As Hewitt's correspondents exposed crooks, drilled to the core of a celebrity or interrogated world leaders and newsmakers, 60 Minutes became an unprecedented success, drawing legions of faithful followers who planned their Sundays around the program. Even when CBS lost its NFL contract in 1994, putting its former lead-in audience on another network to compete against it, 60 Minutes was still a huge hit, finishing number six for the 1994-95 season.
Hewitt always had stock answers to questions about what 60 Minutes' secret was. He often told journalists, "It's four words every child knows: Tell me a story."
He sometimes wondered if people flocked to 60 Minutes as to church on Sunday for redemption from a week of watching entertainment programs.
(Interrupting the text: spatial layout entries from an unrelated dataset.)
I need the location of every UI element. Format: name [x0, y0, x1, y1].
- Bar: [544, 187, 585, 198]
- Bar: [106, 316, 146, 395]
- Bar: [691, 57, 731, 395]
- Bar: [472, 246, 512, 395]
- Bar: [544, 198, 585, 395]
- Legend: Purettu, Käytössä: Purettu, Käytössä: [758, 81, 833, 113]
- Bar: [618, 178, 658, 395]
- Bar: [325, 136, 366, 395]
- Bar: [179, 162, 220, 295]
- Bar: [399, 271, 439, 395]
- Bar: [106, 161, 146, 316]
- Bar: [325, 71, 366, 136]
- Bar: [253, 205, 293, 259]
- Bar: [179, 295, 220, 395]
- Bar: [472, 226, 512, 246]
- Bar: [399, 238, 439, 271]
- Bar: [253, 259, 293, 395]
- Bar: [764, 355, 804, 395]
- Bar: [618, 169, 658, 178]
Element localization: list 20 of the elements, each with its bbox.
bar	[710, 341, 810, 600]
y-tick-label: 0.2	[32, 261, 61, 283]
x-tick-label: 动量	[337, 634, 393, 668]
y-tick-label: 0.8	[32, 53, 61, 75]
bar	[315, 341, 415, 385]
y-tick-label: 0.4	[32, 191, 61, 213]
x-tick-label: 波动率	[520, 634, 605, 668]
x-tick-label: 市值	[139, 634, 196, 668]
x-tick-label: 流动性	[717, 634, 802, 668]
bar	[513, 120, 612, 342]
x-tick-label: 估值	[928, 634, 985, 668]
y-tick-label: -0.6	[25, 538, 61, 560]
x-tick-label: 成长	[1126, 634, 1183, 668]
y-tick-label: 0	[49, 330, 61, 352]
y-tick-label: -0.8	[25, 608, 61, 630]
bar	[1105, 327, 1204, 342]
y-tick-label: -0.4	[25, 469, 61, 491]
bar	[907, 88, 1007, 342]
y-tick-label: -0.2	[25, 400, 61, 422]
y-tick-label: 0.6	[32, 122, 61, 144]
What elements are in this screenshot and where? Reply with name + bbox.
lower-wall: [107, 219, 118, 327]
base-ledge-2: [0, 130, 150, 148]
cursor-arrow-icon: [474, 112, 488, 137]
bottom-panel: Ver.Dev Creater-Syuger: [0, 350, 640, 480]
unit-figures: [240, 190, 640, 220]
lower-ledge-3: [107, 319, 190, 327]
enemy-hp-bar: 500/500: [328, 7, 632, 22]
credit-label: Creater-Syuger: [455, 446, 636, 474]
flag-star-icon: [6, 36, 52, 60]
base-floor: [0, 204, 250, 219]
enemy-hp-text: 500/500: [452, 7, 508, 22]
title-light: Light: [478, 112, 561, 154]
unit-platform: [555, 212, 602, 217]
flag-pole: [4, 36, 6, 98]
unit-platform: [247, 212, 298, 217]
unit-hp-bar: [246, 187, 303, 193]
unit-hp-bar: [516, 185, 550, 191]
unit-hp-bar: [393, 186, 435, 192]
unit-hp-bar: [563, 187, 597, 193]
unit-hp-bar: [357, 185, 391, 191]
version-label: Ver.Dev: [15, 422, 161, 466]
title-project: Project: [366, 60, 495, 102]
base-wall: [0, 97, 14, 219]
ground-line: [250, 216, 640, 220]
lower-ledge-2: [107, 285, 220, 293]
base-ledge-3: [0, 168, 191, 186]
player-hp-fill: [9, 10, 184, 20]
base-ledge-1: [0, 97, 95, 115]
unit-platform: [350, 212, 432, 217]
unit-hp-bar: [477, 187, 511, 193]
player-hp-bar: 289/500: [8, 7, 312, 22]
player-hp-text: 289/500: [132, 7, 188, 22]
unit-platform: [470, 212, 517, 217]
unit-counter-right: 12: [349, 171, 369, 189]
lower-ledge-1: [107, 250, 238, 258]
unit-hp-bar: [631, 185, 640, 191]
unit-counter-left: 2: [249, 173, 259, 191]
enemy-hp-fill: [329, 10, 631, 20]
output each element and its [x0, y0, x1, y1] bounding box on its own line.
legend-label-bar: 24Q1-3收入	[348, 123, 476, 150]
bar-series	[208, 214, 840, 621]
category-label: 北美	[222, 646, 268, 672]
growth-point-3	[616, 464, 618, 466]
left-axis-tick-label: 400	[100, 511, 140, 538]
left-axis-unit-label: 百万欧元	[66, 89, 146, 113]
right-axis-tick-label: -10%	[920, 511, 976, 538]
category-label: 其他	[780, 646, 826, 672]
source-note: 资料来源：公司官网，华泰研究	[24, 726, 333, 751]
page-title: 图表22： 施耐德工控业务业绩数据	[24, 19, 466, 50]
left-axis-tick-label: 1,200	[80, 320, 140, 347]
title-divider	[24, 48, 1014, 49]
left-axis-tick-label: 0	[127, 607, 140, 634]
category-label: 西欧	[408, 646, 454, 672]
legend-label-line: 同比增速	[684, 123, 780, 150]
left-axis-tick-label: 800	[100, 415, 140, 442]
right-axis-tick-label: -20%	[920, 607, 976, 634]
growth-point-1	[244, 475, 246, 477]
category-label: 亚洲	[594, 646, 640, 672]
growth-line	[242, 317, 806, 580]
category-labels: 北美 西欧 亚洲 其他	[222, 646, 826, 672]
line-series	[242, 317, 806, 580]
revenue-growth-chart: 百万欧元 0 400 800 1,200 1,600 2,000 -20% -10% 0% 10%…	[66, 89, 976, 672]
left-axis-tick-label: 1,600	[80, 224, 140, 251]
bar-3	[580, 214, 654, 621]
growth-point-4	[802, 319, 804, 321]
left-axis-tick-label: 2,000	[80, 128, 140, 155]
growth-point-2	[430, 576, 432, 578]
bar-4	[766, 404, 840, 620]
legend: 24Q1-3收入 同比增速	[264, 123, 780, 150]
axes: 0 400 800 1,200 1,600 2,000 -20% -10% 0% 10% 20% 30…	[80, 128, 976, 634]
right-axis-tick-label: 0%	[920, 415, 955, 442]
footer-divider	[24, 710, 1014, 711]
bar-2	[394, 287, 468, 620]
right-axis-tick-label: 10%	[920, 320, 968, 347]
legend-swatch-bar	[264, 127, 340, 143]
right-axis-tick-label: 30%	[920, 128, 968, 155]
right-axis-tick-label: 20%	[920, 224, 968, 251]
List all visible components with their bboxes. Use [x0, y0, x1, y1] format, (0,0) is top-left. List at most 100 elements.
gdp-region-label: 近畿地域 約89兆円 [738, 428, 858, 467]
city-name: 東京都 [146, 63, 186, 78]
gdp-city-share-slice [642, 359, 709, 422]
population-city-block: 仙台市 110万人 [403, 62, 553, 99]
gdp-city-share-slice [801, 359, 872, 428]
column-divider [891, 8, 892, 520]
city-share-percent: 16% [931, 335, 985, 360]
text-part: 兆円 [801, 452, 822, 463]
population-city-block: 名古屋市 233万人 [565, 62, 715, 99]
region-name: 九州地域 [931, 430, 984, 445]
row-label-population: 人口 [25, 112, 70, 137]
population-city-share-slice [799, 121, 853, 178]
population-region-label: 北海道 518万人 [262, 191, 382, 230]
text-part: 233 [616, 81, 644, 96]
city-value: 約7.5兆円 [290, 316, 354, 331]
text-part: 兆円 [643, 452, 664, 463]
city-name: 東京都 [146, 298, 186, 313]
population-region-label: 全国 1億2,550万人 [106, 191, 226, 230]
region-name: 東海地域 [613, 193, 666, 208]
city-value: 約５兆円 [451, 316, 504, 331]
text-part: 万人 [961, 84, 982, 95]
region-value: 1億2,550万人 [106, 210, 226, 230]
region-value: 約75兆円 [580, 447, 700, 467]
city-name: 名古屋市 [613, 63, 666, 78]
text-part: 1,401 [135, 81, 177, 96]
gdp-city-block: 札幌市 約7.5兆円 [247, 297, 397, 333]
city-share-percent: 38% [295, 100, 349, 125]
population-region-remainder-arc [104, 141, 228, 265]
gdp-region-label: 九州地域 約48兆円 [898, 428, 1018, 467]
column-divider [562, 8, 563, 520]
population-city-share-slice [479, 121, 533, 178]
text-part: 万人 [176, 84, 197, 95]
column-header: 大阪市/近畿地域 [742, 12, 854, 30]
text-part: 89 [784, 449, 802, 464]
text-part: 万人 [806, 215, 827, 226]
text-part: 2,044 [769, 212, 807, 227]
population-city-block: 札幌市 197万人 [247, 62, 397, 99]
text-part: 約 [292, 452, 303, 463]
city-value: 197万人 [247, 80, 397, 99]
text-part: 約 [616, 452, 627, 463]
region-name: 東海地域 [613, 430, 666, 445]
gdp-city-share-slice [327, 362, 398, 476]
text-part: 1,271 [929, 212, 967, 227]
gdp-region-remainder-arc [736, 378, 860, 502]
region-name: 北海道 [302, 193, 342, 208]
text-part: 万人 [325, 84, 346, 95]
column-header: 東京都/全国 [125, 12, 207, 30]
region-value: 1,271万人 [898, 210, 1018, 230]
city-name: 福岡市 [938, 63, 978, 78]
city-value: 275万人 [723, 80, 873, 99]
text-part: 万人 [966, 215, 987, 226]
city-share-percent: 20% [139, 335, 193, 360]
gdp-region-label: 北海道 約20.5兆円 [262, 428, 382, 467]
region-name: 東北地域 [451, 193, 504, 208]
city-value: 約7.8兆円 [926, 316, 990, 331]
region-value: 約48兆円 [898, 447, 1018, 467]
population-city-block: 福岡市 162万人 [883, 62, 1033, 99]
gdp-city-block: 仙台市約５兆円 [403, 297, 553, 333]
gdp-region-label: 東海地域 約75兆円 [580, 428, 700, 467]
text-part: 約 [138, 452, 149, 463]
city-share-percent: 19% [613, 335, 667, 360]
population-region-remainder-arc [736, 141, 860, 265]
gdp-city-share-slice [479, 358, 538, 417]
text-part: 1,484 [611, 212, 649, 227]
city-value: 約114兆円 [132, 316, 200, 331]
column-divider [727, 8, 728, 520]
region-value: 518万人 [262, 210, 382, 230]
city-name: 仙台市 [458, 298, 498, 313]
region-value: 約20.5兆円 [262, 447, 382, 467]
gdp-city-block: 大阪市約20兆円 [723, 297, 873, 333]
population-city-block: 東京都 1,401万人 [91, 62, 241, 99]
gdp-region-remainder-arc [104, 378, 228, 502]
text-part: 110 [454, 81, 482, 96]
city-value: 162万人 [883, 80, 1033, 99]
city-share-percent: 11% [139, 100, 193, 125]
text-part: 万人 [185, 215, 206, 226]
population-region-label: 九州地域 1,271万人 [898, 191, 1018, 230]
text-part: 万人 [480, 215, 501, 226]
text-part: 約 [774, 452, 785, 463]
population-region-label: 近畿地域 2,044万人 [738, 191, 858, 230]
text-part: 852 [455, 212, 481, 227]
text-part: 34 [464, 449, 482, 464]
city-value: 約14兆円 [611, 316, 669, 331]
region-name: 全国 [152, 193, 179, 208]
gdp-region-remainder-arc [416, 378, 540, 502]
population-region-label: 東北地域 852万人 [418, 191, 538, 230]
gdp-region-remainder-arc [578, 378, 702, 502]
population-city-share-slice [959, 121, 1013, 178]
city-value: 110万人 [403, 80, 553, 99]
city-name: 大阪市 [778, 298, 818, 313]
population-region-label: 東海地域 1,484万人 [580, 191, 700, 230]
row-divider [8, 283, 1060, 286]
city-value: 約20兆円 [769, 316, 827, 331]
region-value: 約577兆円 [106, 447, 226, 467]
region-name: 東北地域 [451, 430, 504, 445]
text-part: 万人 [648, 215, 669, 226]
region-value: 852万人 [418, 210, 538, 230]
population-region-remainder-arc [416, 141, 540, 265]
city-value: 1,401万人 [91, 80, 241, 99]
He sometimes said it was people's interest in the adventures of his correspondents that made it so compelling. But he also admitted it was the talent of his staff, saying he never hired anyone who wasn't smarter than himself.
Hewitt liked to say that 60 Minutes success was not the best thing to happen to the small screen. Especially later in his life, he railed about how his news magazine changed television for the worse. News programs were never supposed to make money, he argued, and the minute they did, the pressure was on for news to get ratings. The quest for ratings led to more sensational topics on an increasingly larger number of broadcasts. Indeed, as soon as 60 Minutes broke the top 20 in 1977, a parade of imitators began and, at one point in the late '90s, nearly 30 percent of the top 20 programs were news magazines. Hewitt began to say publicly that "behind every news magazine there is a failed sitcom" - the networks were using the format to cover their mistakes, not the news.
But 60 Minutes never really suffered from the glut of competitors, relying on its quality reputation. "It's an institution," Pulitzer-Prize winning Washington Post television critic Tom Shales told People for a 1995 profile of Hewitt, "and it's twice as good as its nearest imitator."
60 Minutes' audience was also much greater than that of any other news program and attracted the biggest stories, which often made 60 Minutes a shaper of events.
When Gov. Bill Clinton wanted to address questions about marital infidelity plaguing his democratic presidential nomination in 1992, he came to 60 Minutes, where he and his wife, Hillary, appeared on a post-Super Bowl special edition viewed by 34 million people.